L’idée et la popularité de l’allocation universelle se sont essentiellement développées suite aux critiques que subissaient les systèmes de sécurité sociale au tournant des années 80. C’est alors la capacité de ces systèmes à résoudre les problèmes persistants de pauvreté qui est remise en cause. En effet, durant la période qui suit directement l’après-guerre, l’ambition générale est de poursuivre le mouvement d’universalisation de la sécurité sociale aux catégories qui n’en relèvent pas encore. Ceci est particulièrement vrai concernant les allocataires des Commissions d’assistance publique (ancêtres des CPAS).

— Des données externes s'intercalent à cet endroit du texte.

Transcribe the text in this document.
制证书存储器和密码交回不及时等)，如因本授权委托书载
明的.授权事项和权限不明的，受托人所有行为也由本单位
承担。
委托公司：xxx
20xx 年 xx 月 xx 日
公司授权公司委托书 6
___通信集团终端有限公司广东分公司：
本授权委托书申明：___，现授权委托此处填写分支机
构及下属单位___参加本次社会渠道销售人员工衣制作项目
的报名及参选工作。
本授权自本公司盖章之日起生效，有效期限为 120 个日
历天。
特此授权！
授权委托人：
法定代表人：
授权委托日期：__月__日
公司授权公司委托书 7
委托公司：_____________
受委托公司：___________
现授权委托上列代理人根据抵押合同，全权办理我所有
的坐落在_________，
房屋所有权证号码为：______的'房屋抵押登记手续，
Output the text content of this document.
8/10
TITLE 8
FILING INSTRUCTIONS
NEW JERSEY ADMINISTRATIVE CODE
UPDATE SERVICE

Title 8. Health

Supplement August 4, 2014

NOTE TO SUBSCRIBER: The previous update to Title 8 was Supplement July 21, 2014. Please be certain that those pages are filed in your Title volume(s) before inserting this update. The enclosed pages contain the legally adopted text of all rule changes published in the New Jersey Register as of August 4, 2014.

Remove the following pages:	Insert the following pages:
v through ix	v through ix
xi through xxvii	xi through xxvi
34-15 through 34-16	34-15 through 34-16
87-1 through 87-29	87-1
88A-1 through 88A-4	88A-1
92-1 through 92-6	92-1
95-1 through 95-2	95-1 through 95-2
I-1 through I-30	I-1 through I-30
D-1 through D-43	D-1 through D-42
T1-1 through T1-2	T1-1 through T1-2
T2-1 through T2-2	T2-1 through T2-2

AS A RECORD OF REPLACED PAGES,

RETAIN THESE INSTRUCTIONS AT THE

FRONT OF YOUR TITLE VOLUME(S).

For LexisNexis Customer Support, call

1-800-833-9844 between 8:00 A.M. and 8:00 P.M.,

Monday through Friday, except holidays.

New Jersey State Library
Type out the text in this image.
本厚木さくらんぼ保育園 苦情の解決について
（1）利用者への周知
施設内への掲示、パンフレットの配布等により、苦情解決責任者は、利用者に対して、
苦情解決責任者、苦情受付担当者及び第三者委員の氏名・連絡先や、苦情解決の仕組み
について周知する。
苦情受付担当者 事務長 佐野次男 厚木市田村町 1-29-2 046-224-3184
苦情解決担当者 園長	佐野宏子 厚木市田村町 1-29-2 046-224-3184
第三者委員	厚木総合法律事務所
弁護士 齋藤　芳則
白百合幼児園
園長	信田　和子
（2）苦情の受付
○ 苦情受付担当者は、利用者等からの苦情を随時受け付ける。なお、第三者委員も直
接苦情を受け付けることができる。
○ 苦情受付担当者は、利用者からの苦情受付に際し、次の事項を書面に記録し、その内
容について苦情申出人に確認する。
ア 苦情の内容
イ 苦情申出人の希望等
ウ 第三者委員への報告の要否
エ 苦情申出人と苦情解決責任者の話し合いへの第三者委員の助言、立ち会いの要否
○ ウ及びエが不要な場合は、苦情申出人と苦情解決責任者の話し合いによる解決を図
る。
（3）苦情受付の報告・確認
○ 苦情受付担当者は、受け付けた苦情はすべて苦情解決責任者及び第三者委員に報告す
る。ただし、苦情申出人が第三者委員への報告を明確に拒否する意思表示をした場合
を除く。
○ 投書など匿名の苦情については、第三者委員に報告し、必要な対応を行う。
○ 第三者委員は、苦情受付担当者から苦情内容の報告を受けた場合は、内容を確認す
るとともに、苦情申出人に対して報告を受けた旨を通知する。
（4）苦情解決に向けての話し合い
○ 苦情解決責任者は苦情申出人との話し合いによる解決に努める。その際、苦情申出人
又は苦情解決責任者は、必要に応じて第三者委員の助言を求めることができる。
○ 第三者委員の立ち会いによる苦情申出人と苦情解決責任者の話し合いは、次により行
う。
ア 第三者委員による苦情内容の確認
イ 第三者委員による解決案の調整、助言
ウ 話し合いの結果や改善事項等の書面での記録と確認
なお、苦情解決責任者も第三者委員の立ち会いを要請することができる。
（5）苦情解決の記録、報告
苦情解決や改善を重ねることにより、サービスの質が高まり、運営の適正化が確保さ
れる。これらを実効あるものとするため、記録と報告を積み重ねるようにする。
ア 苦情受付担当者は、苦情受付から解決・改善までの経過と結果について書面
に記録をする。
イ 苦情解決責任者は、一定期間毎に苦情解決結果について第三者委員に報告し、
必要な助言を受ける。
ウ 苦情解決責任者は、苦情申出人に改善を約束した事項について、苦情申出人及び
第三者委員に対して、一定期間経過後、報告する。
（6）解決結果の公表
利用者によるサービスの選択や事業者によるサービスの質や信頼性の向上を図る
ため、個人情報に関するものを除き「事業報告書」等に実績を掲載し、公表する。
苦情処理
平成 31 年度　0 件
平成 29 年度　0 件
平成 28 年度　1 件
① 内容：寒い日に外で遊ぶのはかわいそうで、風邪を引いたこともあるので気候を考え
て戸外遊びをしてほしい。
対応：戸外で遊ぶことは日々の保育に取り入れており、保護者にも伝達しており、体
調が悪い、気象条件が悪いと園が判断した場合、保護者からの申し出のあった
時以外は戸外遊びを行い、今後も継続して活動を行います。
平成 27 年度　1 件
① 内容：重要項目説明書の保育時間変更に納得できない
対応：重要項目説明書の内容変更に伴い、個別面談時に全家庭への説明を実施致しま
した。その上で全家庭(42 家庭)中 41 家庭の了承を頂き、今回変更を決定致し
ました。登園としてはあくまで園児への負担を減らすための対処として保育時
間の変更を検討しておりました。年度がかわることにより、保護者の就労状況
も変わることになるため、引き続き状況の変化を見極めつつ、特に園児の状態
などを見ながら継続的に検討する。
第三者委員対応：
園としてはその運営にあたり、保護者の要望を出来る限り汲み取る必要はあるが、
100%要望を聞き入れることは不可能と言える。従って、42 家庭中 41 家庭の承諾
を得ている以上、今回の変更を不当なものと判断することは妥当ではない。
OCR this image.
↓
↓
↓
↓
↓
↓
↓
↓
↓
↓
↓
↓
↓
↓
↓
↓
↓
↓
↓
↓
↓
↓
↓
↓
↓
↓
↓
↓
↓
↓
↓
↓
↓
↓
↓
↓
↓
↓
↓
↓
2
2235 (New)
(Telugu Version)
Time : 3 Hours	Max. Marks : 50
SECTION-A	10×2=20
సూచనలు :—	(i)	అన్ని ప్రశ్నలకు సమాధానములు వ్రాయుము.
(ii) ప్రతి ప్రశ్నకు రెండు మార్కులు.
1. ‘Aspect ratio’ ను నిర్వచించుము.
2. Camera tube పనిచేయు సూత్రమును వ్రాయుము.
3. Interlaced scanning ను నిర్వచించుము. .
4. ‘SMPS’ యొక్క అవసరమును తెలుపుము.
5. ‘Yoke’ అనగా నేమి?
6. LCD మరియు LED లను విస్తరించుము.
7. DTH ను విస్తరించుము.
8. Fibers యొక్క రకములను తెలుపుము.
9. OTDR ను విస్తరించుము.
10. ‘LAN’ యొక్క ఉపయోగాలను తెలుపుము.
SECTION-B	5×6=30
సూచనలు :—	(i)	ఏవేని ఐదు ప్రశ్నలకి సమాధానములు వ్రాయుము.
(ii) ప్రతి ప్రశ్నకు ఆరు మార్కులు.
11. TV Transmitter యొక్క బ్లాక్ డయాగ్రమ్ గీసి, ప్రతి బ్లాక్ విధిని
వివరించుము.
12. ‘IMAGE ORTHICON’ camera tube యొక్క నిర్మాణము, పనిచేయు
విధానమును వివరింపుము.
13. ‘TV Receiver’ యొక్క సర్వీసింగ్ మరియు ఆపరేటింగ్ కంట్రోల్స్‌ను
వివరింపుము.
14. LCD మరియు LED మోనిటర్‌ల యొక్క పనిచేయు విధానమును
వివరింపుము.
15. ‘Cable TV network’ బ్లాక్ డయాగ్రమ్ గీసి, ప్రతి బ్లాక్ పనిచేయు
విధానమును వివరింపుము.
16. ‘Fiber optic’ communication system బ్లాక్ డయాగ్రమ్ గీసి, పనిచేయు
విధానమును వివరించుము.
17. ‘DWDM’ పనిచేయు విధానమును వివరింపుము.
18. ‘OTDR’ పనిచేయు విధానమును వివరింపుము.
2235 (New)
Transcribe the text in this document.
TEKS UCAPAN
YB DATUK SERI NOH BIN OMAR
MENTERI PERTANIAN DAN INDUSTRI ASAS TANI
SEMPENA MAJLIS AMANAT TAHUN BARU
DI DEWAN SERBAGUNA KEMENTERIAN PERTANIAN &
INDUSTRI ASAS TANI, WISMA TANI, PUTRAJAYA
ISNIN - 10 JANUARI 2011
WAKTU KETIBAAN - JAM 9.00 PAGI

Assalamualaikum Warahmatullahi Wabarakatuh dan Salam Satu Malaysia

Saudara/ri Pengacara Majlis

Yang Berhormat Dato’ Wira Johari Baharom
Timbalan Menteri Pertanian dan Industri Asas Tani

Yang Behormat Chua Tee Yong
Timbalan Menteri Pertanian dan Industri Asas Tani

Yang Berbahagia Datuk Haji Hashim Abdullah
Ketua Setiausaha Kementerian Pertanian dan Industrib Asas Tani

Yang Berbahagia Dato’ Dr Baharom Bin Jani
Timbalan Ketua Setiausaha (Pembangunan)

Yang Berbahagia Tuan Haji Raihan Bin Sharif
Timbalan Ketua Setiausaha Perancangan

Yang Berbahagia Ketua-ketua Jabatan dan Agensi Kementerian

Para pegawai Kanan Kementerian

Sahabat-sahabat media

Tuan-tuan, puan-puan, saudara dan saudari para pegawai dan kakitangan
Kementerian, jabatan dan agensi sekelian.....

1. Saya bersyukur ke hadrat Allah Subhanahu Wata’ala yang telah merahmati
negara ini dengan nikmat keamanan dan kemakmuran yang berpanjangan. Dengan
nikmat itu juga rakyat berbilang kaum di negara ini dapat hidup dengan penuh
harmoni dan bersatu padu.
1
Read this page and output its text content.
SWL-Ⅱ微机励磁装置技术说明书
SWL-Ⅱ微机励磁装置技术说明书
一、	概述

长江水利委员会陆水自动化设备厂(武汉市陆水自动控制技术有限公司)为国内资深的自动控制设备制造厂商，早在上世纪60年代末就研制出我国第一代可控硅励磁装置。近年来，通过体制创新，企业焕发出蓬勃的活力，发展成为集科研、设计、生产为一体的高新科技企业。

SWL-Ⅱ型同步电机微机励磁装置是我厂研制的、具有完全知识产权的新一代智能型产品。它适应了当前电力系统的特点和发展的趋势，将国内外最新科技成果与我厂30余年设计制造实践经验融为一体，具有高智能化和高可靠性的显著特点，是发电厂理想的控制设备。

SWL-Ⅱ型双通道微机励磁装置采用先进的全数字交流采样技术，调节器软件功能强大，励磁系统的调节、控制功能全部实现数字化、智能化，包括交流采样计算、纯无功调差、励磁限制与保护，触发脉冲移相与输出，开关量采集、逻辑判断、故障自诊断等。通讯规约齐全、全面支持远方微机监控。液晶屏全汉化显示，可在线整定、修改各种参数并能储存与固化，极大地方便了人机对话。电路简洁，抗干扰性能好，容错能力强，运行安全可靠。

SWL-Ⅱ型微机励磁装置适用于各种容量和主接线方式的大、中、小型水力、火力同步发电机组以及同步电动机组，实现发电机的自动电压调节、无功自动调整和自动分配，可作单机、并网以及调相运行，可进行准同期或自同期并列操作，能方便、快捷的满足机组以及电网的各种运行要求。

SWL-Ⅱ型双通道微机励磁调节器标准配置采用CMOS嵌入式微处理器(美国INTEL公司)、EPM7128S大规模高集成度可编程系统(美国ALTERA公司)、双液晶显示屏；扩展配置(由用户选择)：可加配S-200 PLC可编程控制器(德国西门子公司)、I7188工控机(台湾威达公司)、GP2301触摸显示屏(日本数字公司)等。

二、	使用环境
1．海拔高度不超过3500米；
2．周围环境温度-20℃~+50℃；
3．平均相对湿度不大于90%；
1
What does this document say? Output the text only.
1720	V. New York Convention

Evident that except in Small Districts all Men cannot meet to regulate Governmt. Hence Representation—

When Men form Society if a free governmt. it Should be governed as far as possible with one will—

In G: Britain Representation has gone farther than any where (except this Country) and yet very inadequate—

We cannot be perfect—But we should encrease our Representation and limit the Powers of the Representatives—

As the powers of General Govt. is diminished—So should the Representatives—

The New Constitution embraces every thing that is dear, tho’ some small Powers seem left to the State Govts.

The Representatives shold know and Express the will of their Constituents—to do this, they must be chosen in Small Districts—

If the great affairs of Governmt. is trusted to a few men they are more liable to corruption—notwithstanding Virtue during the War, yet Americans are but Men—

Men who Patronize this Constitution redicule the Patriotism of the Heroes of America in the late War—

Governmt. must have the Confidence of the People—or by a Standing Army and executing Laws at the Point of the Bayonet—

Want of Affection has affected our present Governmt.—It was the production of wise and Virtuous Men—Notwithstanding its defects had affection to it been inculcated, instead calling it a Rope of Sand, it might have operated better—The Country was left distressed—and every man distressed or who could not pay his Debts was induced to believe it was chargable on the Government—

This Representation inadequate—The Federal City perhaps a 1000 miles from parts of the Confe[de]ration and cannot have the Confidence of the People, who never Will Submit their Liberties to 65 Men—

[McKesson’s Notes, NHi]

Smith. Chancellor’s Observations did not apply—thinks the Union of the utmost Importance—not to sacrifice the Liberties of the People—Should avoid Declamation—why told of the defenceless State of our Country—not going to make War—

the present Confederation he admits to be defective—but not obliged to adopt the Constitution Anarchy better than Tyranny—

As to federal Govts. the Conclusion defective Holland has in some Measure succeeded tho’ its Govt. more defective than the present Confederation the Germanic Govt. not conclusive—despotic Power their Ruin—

C’est en particulier l’avis d’Albert Delperée qui donne la vision la plus aboutie d’un système « universel » de sécurité sociale. Delperée est une des figures clés de l’après-guerre en matière de politique sociale. En effet, il est notamment conseiller du « père » de la sécurité sociale belge, Léon-Éli Troclet, et occupe le poste de secrétaire général au ministère du Travail et de la Prévoyance sociale entre 1959 et 1977. (2)

Cette transformation présupposerait une reconfiguration profonde de la sécurité sociale et la fin de l’assistance en tant que telle. En effet, la « fusion » des « deux systèmes » (3) telle qu’il en « rêve » « regrouperait — au-delà de ses compétences en matière d’emploi et de revenus du travail — tous les systèmes de protection (y compris les victimes de la guerre) » et « dans les communes fusionnées ou agglomérées ou fédérées, fonctionnerait le bureau ou la maison de la protection sociale qui, par l’intermédiaire de son service social, s’intéresserait au plan matériel et psychologique de tous les habitants de la commune et serait l’organisme payeur de la majorité des prestations : pensions, allocations familiales, etc.» (4)

Il imagine un système réellement universel, basé sur les principes de la sécurité sociale tout en s’adressant désormais à tous les citoyens. Un système universel, centralisé et unifié quant à ses différentes branches, accessibles à un seul et même guichet.

Cette ambition reposait alors sur le constat que les situations de pauvreté et de précarité provenaient pour l’immense majorité d’une insuffisance des revenus de remplacement (les pensions principalement) ou des revenus du travail. Il considère comme préférable de travailler à élargir la sécurité sociale afin de réduire petit à petit le nombre de personnes vivant dans des situations de pauvreté.

Cette primauté donnée à la sécurité sociale repose par ailleurs sur la place centrale que celle-ci occupe dans la régulation de la sphère économique. La sécurité sociale est perçue comme le principal outil de « maîtrise de la logique économique, cause première des inégalités sociales ». (5) Le marché est dès lors conçu comme un domaine nécessitant l’intervention de l’État afin de limiter les tendances à l’accumulation inhérentes à l’économie de marché.

 

La crise économique et la lutte contre l’exclusion

 

Dès le début des années 70, le ton change. L’ambition d’éliminer la pauvreté semble avoir échoué et le système de sécurité sociale est accusé de tous les maux. Les critiques sont alors émises tant à droite par des économistes comme Milton Friedman qu’à gauche par les nombreuses organisations de défense des pauvres. L’idée se développe alors que cette « pauvreté dans l’abondance » ne peut être réduite par le biais des institutions classiques et elle remet en cause les politiques sociales qui avaient été menées jusque là.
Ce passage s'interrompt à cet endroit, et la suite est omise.